The headline “West Africa’s economy is bouncing back” has been making the rounds in finance circles lately. It’s the kind that’s shared in group chats with a single shrug emoji. In fact, it is, according to the IMF’s April 2026 Global Economic Outlook. The region’s GDP increased significantly from the low $600 billion level it was stuck at just two years ago to about $833 billion this year. It’s a big swing. It’s the kind of figure that prompts you to double-check the calculations.
You have to keep in mind how bad things got in order to comprehend why this seems unexpected. The combined economy of West Africa reached a peak of almost $938 billion in 2022. Then, due to problems in Nigeria, which by far has the biggest economy in the region, it fell off a precipice. Over the course of six years, Nigeria’s GDP decreased by approximately 37%, from roughly $599 billion in 2020 to $377 billion. Everyone believes the entire neighborhood is in danger when the biggest player in the room stumbles so severely. They appeared to be correct for a while.

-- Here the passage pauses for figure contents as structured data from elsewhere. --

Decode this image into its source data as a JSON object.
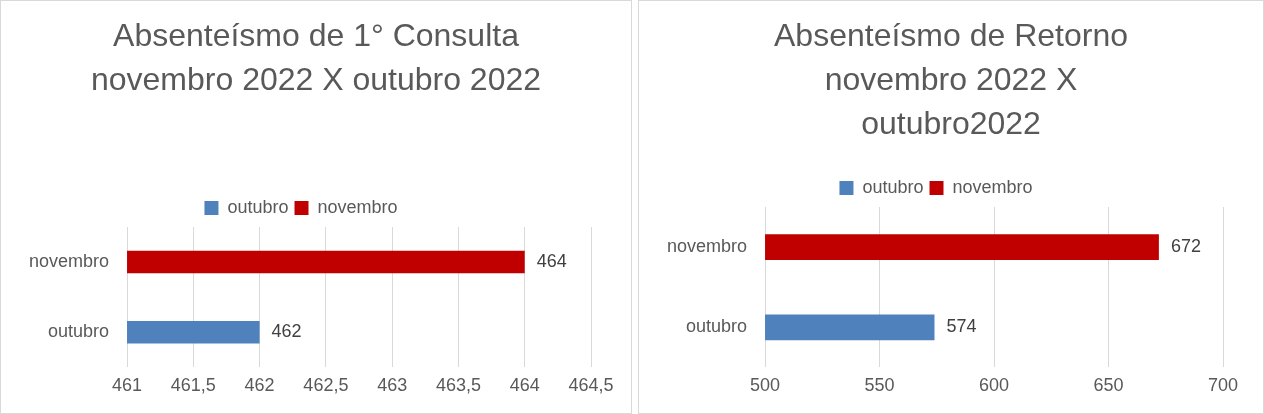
{
  "chart_data": [
    {
      "type": "bar",
      "orientation": "horizontal",
      "title": "Absenteísmo de 1° Consulta novembro 2022 X outubro 2022",
      "categories": [
        "novembro",
        "outubro"
      ],
      "series": [
        {
          "name": "outubro",
          "color": "#4f81bd",
          "values": [
            null,
            462
          ]
        },
        {
          "name": "novembro",
          "color": "#c00000",
          "values": [
            464,
            null
          ]
        }
      ],
      "xlim": [
        461,
        464.5
      ],
      "xticks": [
        461,
        {
          "value": 461.5,
          "label": "461,5"
        },
        462,
        {
          "value": 462.5,
          "label": "462,5"
        },
        463,
        {
          "value": 463.5,
          "label": "463,5"
        },
        464,
        {
          "value": 464.5,
          "label": "464,5"
        }
      ],
      "grid": "x",
      "legend": "top",
      "data_labels": true
    },
    {
      "type": "bar",
      "orientation": "horizontal",
      "title": "Absenteísmo de Retorno novembro 2022 X outubro2022",
      "categories": [
        "novembro",
        "outubro"
      ],
      "series": [
        {
          "name": "outubro",
          "color": "#4f81bd",
          "values": [
            null,
            574
          ]
        },
        {
          "name": "novembro",
          "color": "#c00000",
          "values": [
            672,
            null
          ]
        }
      ],
      "xlim": [
        500,
        700
      ],
      "xticks": [
        500,
        550,
        600,
        650,
        700
      ],
      "grid": "x",
      "legend": "top",
      "data_labels": true
    }
  ]
}
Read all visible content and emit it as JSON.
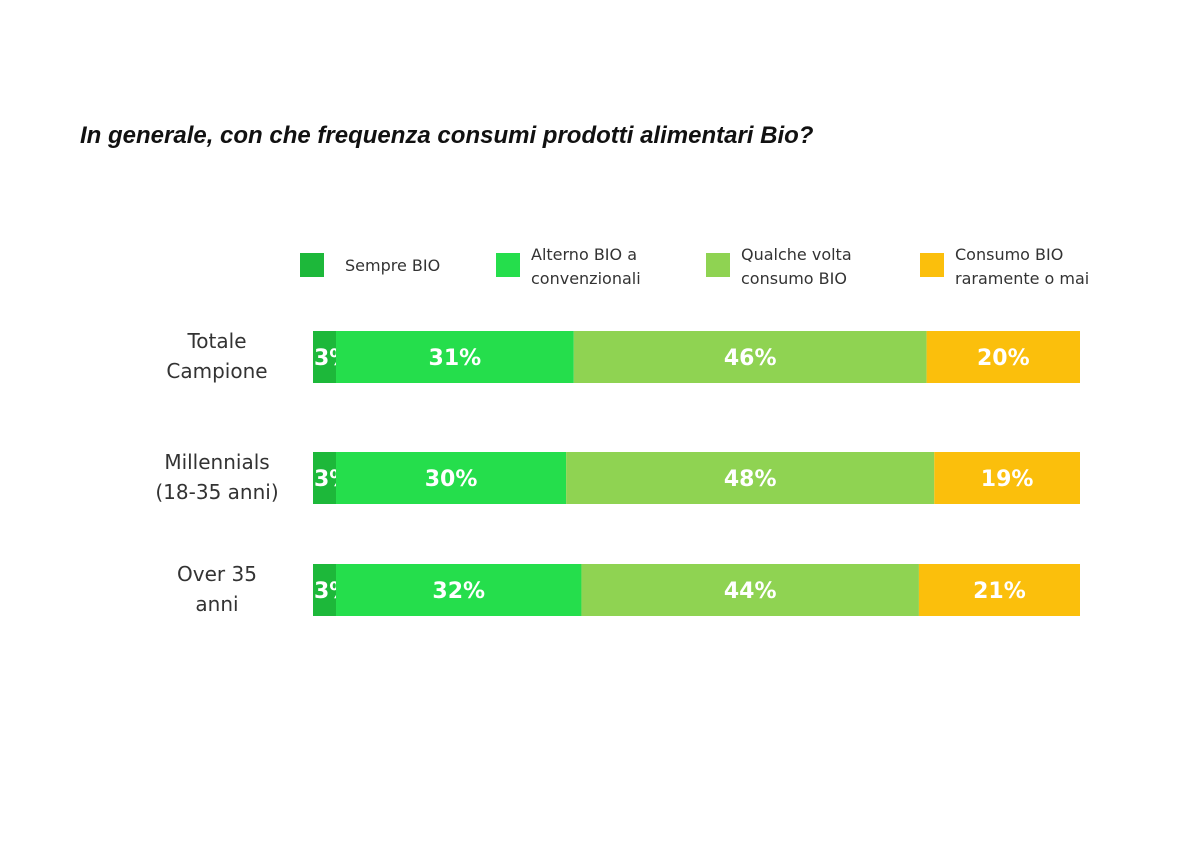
{
  "chart_data": {
    "type": "bar",
    "orientation": "horizontal",
    "stacked": true,
    "title": "In generale, con che frequenza consumi prodotti alimentari Bio?",
    "categories": [
      [
        "Totale",
        "Campione"
      ],
      [
        "Millennials",
        "(18-35 anni)"
      ],
      [
        "Over 35",
        "anni"
      ]
    ],
    "series": [
      {
        "name": [
          "Sempre BIO"
        ],
        "values": [
          3,
          3,
          3
        ],
        "labels": [
          "3%",
          "3%",
          "3%"
        ],
        "color": "#1db83a"
      },
      {
        "name": [
          "Alterno BIO a",
          "convenzionali"
        ],
        "values": [
          31,
          30,
          32
        ],
        "labels": [
          "31%",
          "30%",
          "32%"
        ],
        "color": "#25de4c"
      },
      {
        "name": [
          "Qualche volta",
          "consumo BIO"
        ],
        "values": [
          46,
          48,
          44
        ],
        "labels": [
          "46%",
          "48%",
          "44%"
        ],
        "color": "#8fd352"
      },
      {
        "name": [
          "Consumo BIO",
          "raramente o mai"
        ],
        "values": [
          20,
          19,
          21
        ],
        "labels": [
          "20%",
          "19%",
          "21%"
        ],
        "color": "#fbbf0c"
      }
    ],
    "legend": "top",
    "grid": false
  }
}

However, this is where the narrative becomes intriguing and ceases to be specifically about Nigeria. Ghana and Côte d’Ivoire both crossed the $100 billion mark in 2026, hitting $118.29 billion and $112.12 billion respectively. Senegal and Mali rounded out the top five, contributing $40.47 billion and $33.85 billion. Together, Nigeria, Ghana, and Côte d’Ivoire still make up about 70 percent of the region’s output, which tells you the recovery isn’t evenly spread. Recoveries are often lopsided.

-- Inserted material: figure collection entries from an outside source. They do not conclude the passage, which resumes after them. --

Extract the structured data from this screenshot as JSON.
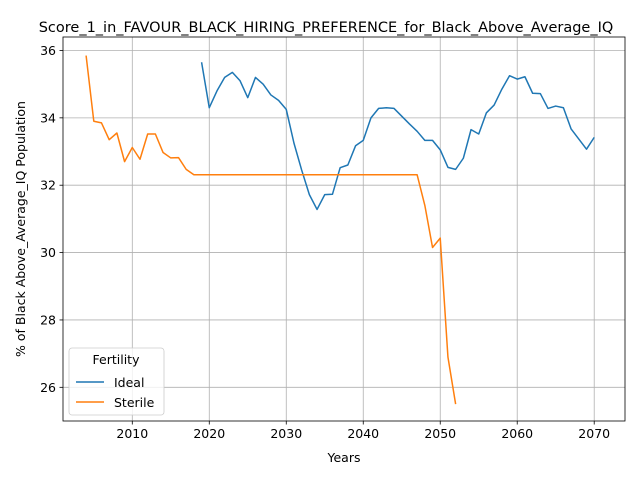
{
  "chart_data": {
    "type": "line",
    "title": "Score_1_in_FAVOUR_BLACK_HIRING_PREFERENCE_for_Black_Above_Average_IQ",
    "xlabel": "Years",
    "ylabel": "% of Black Above_Average_IQ Population",
    "xlim": [
      2001,
      2074
    ],
    "ylim": [
      25.0,
      36.4
    ],
    "xticks": [
      2010,
      2020,
      2030,
      2040,
      2050,
      2060,
      2070
    ],
    "yticks": [
      26,
      28,
      30,
      32,
      34,
      36
    ],
    "grid": true,
    "legend": {
      "title": "Fertility",
      "placement": "lower-left"
    },
    "series": [
      {
        "name": "Ideal",
        "color": "#1f77b4",
        "x": [
          2019,
          2020,
          2021,
          2022,
          2023,
          2024,
          2025,
          2026,
          2027,
          2028,
          2029,
          2030,
          2031,
          2032,
          2033,
          2034,
          2035,
          2036,
          2037,
          2038,
          2039,
          2040,
          2041,
          2042,
          2043,
          2044,
          2045,
          2046,
          2047,
          2048,
          2049,
          2050,
          2051,
          2052,
          2053,
          2054,
          2055,
          2056,
          2057,
          2058,
          2059,
          2060,
          2061,
          2062,
          2063,
          2064,
          2065,
          2066,
          2067,
          2068,
          2069,
          2070
        ],
        "y": [
          35.65,
          34.3,
          34.8,
          35.2,
          35.35,
          35.1,
          34.6,
          35.2,
          35.0,
          34.68,
          34.52,
          34.25,
          33.25,
          32.45,
          31.72,
          31.28,
          31.72,
          31.73,
          32.52,
          32.6,
          33.17,
          33.33,
          34.0,
          34.28,
          34.3,
          34.28,
          34.05,
          33.82,
          33.6,
          33.33,
          33.33,
          33.05,
          32.53,
          32.47,
          32.8,
          33.65,
          33.52,
          34.15,
          34.38,
          34.85,
          35.25,
          35.15,
          35.22,
          34.73,
          34.72,
          34.28,
          34.35,
          34.3,
          33.67,
          33.37,
          33.07,
          33.42
        ]
      },
      {
        "name": "Sterile",
        "color": "#ff7f0e",
        "x": [
          2004,
          2005,
          2006,
          2007,
          2008,
          2009,
          2010,
          2011,
          2012,
          2013,
          2014,
          2015,
          2016,
          2017,
          2018,
          2019,
          2020,
          2021,
          2022,
          2023,
          2024,
          2025,
          2026,
          2027,
          2028,
          2029,
          2030,
          2031,
          2032,
          2033,
          2034,
          2035,
          2036,
          2037,
          2038,
          2039,
          2040,
          2041,
          2042,
          2043,
          2044,
          2045,
          2046,
          2047,
          2048,
          2049,
          2050,
          2051,
          2052
        ],
        "y": [
          35.85,
          33.9,
          33.85,
          33.35,
          33.55,
          32.7,
          33.12,
          32.77,
          33.52,
          33.52,
          32.97,
          32.81,
          32.82,
          32.47,
          32.31,
          32.31,
          32.31,
          32.31,
          32.31,
          32.31,
          32.31,
          32.31,
          32.31,
          32.31,
          32.31,
          32.31,
          32.31,
          32.31,
          32.31,
          32.31,
          32.31,
          32.31,
          32.31,
          32.31,
          32.31,
          32.31,
          32.31,
          32.31,
          32.31,
          32.31,
          32.31,
          32.31,
          32.31,
          32.31,
          31.4,
          30.15,
          30.43,
          26.9,
          25.5
        ]
      }
    ]
  }
}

What’s happening at the smaller end of the table has garnered more attention, at least among those who pay close attention to these figures. Since 2020, Guinea’s economy has expanded by over 112%. Guinea-Bissau has increased by 96%. Cabo Verde, 88.5%. At 85.8%, Liberia is not far behind. Togo’s economic output increased from $7.5 billion to $13.44 billion, almost doubling. These are not the nations that typically garner media attention. Even though no one is currently writing magazine covers about Guinea-Bissau, it’s difficult to ignore the fact that the smallest economies are quietly doing the most fascinating work here.

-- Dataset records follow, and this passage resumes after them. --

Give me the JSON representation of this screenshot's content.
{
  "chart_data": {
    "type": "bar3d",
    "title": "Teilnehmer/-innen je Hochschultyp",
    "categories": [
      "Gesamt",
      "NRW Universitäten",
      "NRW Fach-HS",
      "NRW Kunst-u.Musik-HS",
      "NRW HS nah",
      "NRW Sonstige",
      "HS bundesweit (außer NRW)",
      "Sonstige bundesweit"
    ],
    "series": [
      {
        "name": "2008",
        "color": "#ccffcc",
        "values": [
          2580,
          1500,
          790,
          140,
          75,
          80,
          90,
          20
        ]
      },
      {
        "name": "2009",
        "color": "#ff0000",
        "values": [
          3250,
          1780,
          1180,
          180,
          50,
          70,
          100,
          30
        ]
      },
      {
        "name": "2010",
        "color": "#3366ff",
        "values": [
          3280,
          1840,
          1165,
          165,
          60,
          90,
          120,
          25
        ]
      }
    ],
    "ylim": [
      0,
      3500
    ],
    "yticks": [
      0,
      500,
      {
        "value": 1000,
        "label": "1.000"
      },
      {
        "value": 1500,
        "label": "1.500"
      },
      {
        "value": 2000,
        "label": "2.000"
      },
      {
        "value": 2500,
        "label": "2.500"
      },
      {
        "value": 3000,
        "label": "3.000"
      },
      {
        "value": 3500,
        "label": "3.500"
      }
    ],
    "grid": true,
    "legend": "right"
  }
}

Although it would be simple to interpret all of this as a tidy success story, the reality is more complicated. Even with the recovery, West Africa’s GDP is still lower than it was in 2020, when the region was valued at about $860 billion. Technically, this is recovery, but it’s not complete recovery. Analysts believe that rather than creating something new on solid ground, the region is still struggling to get out of a difficult situation.
Furthermore, the underlying risks are still present. In addition to infrastructure deficiencies that continue to impede basic commerce in much of the region, Business Sweden’s resilience report from earlier this year identified political instability, growing public debt, and persistent inflation as ongoing threats. It’s still unclear whether smaller economies like Guinea or Togo can continue to grow at this rate once the easy gains from a low starting point wear off, despite investors’ apparent belief that the momentum is real.
West Africa’s population is expected to grow to over 700 million by 2040, eventually surpassing that of Europe, so the importance of doing this correctly will only increase. What happens next probably depends less on Nigeria finding its footing again and more on whether these smaller, faster-growing economies can turn a good few years into something that lasts.